O subtítulo e um texto de dois parágrafos juntariam uma sucinta descrição do evento, o que foi dito de relevante pelos principais oradores e os comentários de um adversário graduado da turma no palanque. Simples assim — se essa espécie de simplicidade pudesse existir no país presidido formalmente por um Lula cada vez mais Biden e governado no estilo tiro, porrada e bomba por uma ditadura de toga que, com o apoio militante da imprensa velha, transforma a mais deslavada mentira em verdade oficial. Em vez do vigoroso ato inaugural de uma campanha já endossada por milhões de brasileiros, o jornalismo estatizado amparou-se em estatísticos de picadeiro para enxergar um fiasco tão retumbante que anexou o “golpista bolsonarista” à lista das espécies em extinção.

Quem acredita no que o Globo publica acha que “Ato reúne 18,3 mil em Copacabana, calcula pesquisa da USP”. No texto, o redator acrescenta que, segundo o Datafolha, a plateia reuniu 30 mil cabeças. Portanto, uma das duas usinas de algarismos mentiu. Ou ambas merecem vaga no inquérito conduzido pelo caçador de fake news Alexandre de Moraes. O bando da USP já inventara a contagem exatíssima, conferida de hora em hora: 13.212 manifestantes, 13.107, 14.101, e assim por diante. Desta vez, juraram que o uso de drones aperfeiçoou o recenseamento de cabeças. Ficaram felizes com a descoberta de que os seguidores de Jair Bolsonaro eram mais numerosos em 2022 e 2024. Mas nunca ultrapassaram a marca dos 100 mil, afirmam os contadores de gente que prosperam com o codinome “pesquisador da USP”.

Manifestantes se reúnem para apoiar o ex-presidente brasileiro Jair Bolsonaro, na Praia de Copacabana, no Rio de Janeiro (16/3/2025) | Foto: Reuters/Pilar Olivares
Manifestação Rio de Janeiro - anistia
Manifestação no Rio de Janeiro pede anistia aos presos do 8 de janeiro (16/3/2025) | Foto: Reprodução/Instagram

A Folha e o Estadão rebaixaram a manifestação a “ato esvaziado“, e ilustraram a fantasia com fotos espertas: toda aglomeração humana fica menor quando aparece ao lado do oceano. O que não tem explicação é esse “esvaziado” infiltrado nas manchetes. Segundo o dicionário, tal adjetivo se aplica a algo “despejado, que teve seu teor evacuado”. O governador do Rio, que estava no palanque, teria ordenado o despejo dos moradores dos prédios vizinhos? Ou mandou evacuar as areias de Copacabana? Para os devotos da seita que tem em Lula seu único deus, pouco importa. O que interessa é que a plateia ficou distante do milhão de espectadores com que Bolsonaro sonhara.
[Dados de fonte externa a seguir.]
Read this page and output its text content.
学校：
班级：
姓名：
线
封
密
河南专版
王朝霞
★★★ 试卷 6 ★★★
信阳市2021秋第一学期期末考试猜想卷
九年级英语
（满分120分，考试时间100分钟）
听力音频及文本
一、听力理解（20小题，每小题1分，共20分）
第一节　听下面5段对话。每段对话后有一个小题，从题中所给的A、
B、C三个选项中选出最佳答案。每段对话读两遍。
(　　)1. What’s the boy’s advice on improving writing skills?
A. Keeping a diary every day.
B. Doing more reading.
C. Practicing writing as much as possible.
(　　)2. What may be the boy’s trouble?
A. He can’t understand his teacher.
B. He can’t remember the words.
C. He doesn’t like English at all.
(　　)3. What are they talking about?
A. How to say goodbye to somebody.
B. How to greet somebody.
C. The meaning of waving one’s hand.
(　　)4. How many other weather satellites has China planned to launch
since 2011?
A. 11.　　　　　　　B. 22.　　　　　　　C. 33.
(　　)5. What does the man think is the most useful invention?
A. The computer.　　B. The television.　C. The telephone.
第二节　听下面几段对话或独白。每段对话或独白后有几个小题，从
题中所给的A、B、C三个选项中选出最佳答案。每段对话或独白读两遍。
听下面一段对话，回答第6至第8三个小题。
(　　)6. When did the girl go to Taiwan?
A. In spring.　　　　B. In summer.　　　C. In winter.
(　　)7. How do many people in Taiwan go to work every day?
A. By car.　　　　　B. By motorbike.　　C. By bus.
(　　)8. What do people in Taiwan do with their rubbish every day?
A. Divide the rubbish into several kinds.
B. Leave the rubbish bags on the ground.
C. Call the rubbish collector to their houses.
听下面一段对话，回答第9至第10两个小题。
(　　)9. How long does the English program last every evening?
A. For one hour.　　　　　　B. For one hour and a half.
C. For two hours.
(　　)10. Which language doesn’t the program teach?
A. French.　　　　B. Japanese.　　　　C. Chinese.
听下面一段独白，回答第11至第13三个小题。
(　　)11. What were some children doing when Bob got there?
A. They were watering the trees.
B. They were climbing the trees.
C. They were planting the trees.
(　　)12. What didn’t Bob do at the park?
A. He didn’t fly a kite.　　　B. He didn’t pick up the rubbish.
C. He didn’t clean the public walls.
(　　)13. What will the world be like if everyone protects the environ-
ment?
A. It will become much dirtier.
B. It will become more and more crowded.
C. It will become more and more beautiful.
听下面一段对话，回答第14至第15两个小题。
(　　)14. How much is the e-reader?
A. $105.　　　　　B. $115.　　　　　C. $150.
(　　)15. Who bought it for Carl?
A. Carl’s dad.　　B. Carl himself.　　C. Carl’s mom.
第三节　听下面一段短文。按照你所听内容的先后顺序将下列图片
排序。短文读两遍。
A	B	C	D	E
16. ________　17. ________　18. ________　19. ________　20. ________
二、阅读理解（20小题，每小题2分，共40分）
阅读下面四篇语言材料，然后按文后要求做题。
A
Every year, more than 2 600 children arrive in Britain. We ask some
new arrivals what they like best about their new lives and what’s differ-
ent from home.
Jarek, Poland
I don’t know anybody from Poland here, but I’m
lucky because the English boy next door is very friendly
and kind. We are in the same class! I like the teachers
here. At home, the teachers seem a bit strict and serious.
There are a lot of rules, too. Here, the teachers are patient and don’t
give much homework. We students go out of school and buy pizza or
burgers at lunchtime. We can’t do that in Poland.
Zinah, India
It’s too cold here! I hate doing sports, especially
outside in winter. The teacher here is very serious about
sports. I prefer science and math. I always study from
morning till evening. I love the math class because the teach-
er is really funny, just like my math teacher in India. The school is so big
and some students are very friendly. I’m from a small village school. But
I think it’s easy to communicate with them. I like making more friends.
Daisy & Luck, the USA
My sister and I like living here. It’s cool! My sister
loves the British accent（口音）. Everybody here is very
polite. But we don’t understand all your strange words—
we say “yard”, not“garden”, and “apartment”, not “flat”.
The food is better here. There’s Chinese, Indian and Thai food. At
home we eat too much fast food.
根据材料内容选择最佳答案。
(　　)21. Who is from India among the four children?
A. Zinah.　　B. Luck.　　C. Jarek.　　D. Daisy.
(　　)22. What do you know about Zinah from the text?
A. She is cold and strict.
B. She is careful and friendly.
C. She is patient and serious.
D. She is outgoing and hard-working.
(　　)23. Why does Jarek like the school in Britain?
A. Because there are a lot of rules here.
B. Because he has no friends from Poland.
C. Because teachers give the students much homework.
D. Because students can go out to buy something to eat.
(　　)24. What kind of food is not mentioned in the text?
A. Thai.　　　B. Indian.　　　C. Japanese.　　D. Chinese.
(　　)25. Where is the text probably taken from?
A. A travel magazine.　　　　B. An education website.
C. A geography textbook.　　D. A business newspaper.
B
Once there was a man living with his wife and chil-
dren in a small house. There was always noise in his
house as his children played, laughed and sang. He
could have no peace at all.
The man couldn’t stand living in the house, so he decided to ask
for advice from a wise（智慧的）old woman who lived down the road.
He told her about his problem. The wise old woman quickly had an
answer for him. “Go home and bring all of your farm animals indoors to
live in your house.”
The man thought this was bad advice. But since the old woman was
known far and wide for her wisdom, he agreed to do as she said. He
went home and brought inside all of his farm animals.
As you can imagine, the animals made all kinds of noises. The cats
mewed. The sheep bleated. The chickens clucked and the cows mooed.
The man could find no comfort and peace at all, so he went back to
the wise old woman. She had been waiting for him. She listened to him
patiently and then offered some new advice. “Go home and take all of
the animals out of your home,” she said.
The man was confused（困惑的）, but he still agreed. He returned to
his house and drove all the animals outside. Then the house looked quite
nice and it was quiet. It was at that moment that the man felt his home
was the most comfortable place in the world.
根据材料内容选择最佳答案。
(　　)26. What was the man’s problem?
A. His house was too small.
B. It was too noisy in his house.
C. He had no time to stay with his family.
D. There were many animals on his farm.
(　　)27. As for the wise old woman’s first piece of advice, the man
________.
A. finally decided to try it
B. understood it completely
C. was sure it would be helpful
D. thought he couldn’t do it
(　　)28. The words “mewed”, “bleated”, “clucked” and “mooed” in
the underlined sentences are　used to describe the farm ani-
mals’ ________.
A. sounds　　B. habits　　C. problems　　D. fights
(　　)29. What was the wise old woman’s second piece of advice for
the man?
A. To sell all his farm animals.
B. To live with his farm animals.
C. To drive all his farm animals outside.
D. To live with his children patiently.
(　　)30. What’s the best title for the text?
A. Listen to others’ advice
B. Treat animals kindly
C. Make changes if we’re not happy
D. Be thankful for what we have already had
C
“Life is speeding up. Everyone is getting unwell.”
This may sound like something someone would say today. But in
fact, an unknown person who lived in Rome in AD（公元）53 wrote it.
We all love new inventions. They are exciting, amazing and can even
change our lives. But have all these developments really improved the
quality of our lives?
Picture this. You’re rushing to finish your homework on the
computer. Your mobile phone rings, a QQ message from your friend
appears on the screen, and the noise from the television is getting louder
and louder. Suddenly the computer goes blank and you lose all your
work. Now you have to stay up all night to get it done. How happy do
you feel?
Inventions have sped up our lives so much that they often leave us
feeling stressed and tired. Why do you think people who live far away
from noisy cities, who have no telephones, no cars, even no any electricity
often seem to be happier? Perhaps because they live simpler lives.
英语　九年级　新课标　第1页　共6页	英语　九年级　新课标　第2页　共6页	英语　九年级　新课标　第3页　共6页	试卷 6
“A manifestação flopou”, alegrou-se o deputado Lindbergh Farias. Se tivesse juízo, o marido de Gleisi Hoffmann evitaria falar de atos do gênero. Há poucos anos, ele fez tudo para permanecer no Senado. Tudo mesmo. Até discurso para ninguém, como prova o vídeo constrangedor. As imagens mostram idosos, crianças, homens e mulheres de meia-idade passando diante do homem que, empunhando um microfone, tenta inutilmente capturar a atenção de alguém. Em determinado instante, passa rente ao candidato e segue adiante, indiferente ao palavrório daquele desconhecido. Naquele momento, Lindbergh inventou o comício sem plateia em lugar movimentado.

YouTube video

Quase sessentão, o antigo líder estudantil parece acreditar que o uso de gíria contemporânea pode devolvê-lo aos velhos tempos. Talvez nunca descubra que Lula e todos os seus devotos são portadores de uma deformação ideológica irreversível. Continuam analógicos num mundo crescentemente digital. O tamanho das manifestações, por exemplo, já supera os limites alcançados por datafolhas e pesquisadores da USP. Esses fabricam cifras com base na plateia que envolve o palanque. Mas aos que estavam em Copacabana precisa ser somada a imensidão de brasileiros que assistiram ao ato — e exigem anistia já — pelos canais do YouTube. O ranking dos cinco campeões de audiência é liderado pelo canal de Oeste, com 1,6 milhão. Seguem-se Auriverde (1 milhão), Metrópoles (303 mil), Silas Malafaia (255 mil) e Poder360 (73 mil).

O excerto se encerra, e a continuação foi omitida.